The revelations have sent the hapless organisers of the “Tory Momentum,” Activate, into a tailspin just days after they were deluged with mockery for their ham-fisted launching tweet.
Now we learn that “the ‘Whatsapp’ posts that are being connected to Activate by the media did not originate from Activate or any of our members.”
A day earlier all it could claim was that those responsible did not “currently” have “any seniority” within their organisation — which, they now claim, has not actually been launched at all and is “in no way, shape or form associated with the Conservative Party.”
Funny that, since the items on its home page’s “about” section commit the group to “work to get Conservative candidates elected to office at both local and national level through professional and modern campaigning” and to “foster links with Conservative University and Constituency Associations.”

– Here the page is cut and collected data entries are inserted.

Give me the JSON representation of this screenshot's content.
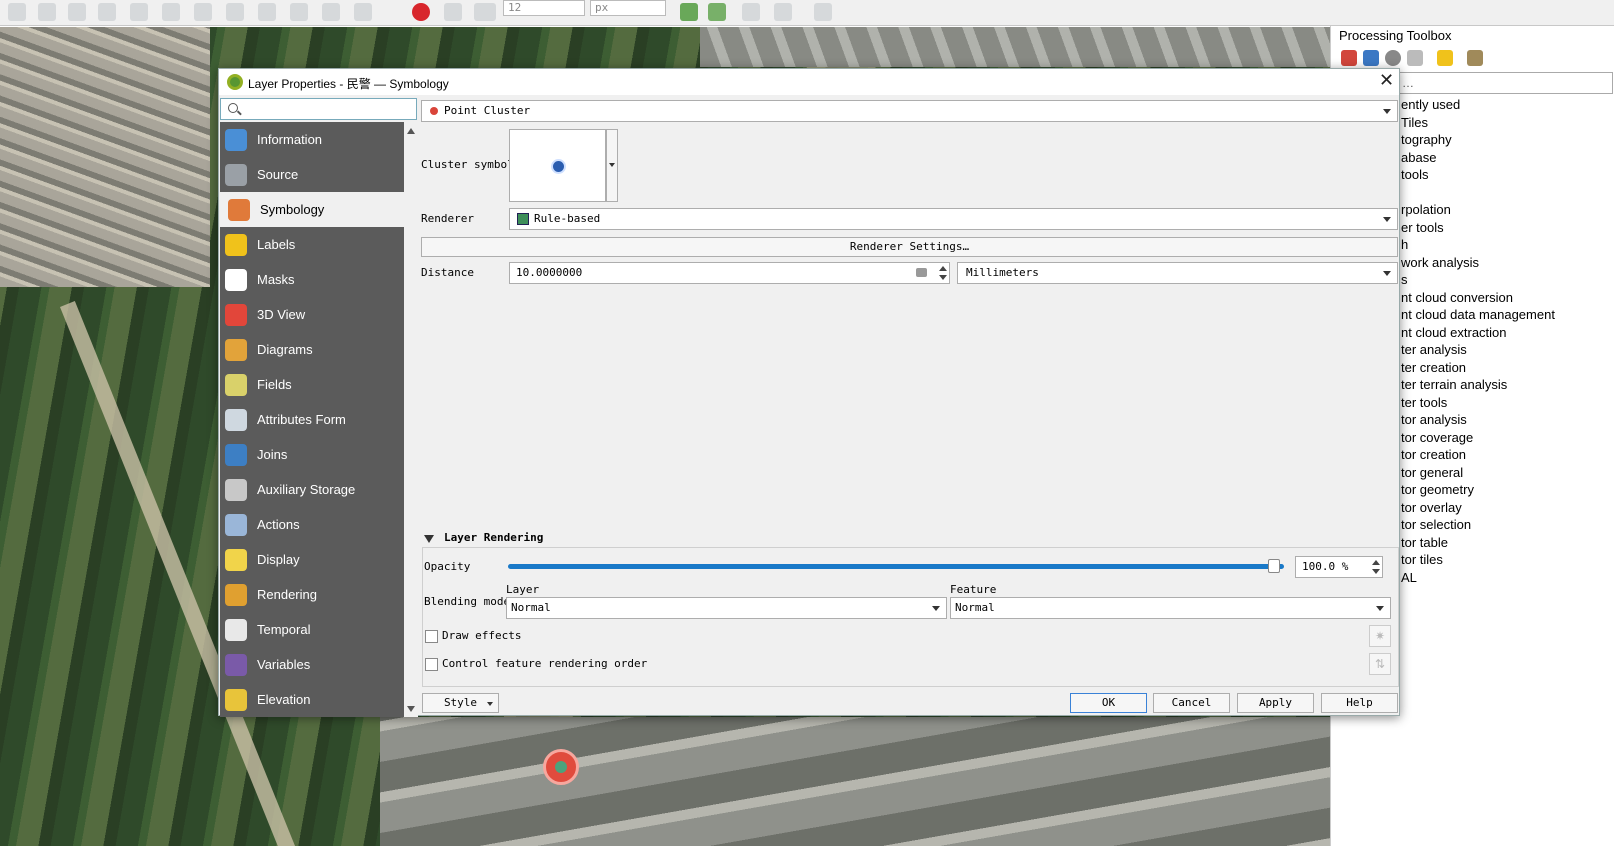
{
  "toolbar": {
    "font_size_value": "12",
    "unit_value": "px"
  },
  "toolbox": {
    "title": "Processing Toolbox",
    "search_placeholder": "…",
    "items": [
      "ently used",
      "Tiles",
      "tography",
      "abase",
      "tools",
      "",
      "rpolation",
      "er tools",
      "h",
      "work analysis",
      "s",
      "nt cloud conversion",
      "nt cloud data management",
      "nt cloud extraction",
      "ter analysis",
      "ter creation",
      "ter terrain analysis",
      "ter tools",
      "tor analysis",
      "tor coverage",
      "tor creation",
      "tor general",
      "tor geometry",
      "tor overlay",
      "tor selection",
      "tor table",
      "tor tiles",
      "AL"
    ]
  },
  "dialog": {
    "title": "Layer Properties - 民警 — Symbology",
    "close_glyph": "✕",
    "sidebar": [
      {
        "label": "Information",
        "icon": "information-icon",
        "color": "#4a8fd6"
      },
      {
        "label": "Source",
        "icon": "source-icon",
        "color": "#9aa0a6"
      },
      {
        "label": "Symbology",
        "icon": "symbology-icon",
        "color": "#e07a3a",
        "active": true
      },
      {
        "label": "Labels",
        "icon": "labels-icon",
        "color": "#f0c21b"
      },
      {
        "label": "Masks",
        "icon": "masks-icon",
        "color": "#ffffff"
      },
      {
        "label": "3D View",
        "icon": "3d-view-icon",
        "color": "#e2463a"
      },
      {
        "label": "Diagrams",
        "icon": "diagrams-icon",
        "color": "#e2a33a"
      },
      {
        "label": "Fields",
        "icon": "fields-icon",
        "color": "#d9d16a"
      },
      {
        "label": "Attributes Form",
        "icon": "attributes-form-icon",
        "color": "#cfd8e0"
      },
      {
        "label": "Joins",
        "icon": "joins-icon",
        "color": "#3d7fc4"
      },
      {
        "label": "Auxiliary Storage",
        "icon": "auxiliary-storage-icon",
        "color": "#c8c8c8"
      },
      {
        "label": "Actions",
        "icon": "actions-icon",
        "color": "#9ab6d8"
      },
      {
        "label": "Display",
        "icon": "display-icon",
        "color": "#f1d44a"
      },
      {
        "label": "Rendering",
        "icon": "rendering-icon",
        "color": "#e0a030"
      },
      {
        "label": "Temporal",
        "icon": "temporal-icon",
        "color": "#e8e8e8"
      },
      {
        "label": "Variables",
        "icon": "variables-icon",
        "color": "#7a5aa8"
      },
      {
        "label": "Elevation",
        "icon": "elevation-icon",
        "color": "#e8c43a"
      }
    ],
    "renderer_type": "Point Cluster",
    "cluster_symbol_label": "Cluster symbol",
    "renderer_label": "Renderer",
    "renderer_value": "Rule-based",
    "renderer_settings_button": "Renderer Settings…",
    "distance_label": "Distance",
    "distance_value": "10.0000000",
    "distance_unit": "Millimeters",
    "layer_rendering": {
      "header": "Layer Rendering",
      "opacity_label": "Opacity",
      "opacity_value": "100.0 %",
      "opacity_fraction": 1.0,
      "blending_label": "Blending mode",
      "layer_label": "Layer",
      "layer_value": "Normal",
      "feature_label": "Feature",
      "feature_value": "Normal",
      "draw_effects_label": "Draw effects",
      "control_order_label": "Control feature rendering order"
    },
    "buttons": {
      "style": "Style",
      "ok": "OK",
      "cancel": "Cancel",
      "apply": "Apply",
      "help": "Help"
    }
  }
}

The Conservative Party has simultaneously raced to distance itself from its new groupies, although denying links to Activate doesn’t get the party off the hook.
Questions remain over whether it has taken action against the purveyors of such hate, whether or not they are also part of the new “grassroots organisation.”
We can already predict the response: that these views were just jokes, admittedly in bad taste; that they illustrate the juvenile mindset of a few “bad apples” but tell us nothing about the Conservative Party more generally. It’s unfortunate these bad apples crop up with such regularity.
It is not so long since Cambridge University Conservative Association was forced to expel Ronald Coyne for burning a £20 note in front of a homeless person, displaying a sneering contempt for the poorest reminiscent of David Cameron’s chief whip Lord Young — who, in an earlier incarnation as housing minister, defined the homeless as “the people you step over when you come out of the opera.”
Comments like these are not harmless.
As detailed in Owen Jones’s landmark study Chavs: The Demonisation of the Working Class, the creation of a culture of contempt around working-class people helps justify policies that further impoverish millions.
This narrative fed the relentless cuts imposed by Conservative-Liberal Democrat and Tory-only administrations since 2010, as the idea that the poor were “shirkers” justified the transformation of the welfare state into a punitive regime that forces desperate families to jump through any number of shrinking hoops to keep the children fed and a roof over their heads.
Labour MP Laura Pidcock met a chorus of anger for her assertion that she was not elected to make friends with MPs on the Conservative benches and thus perpetuate the cosy Establishment consensus that keeps working people at the bottom of the pile in this country.
But principled socialists are quite right to refuse association with members of a party that provides a fertile breeding ground for such revolting attitudes.
There is no comparison with the occasional hotheaded comments from left-wing activists which drive the press into a frenzy against Corbyn, Momentum, Labour or whoever the target of the moment may be.
Young Conservatives ooze power and privilege and sorry incidents like this show how they abuse it. The anger of ordinary people at a class rolling in wealth while others starve has nothing in common with the poisonous hatred of those who have everything for those who have nothing — a hatred that ruins lives and disfigures our whole society.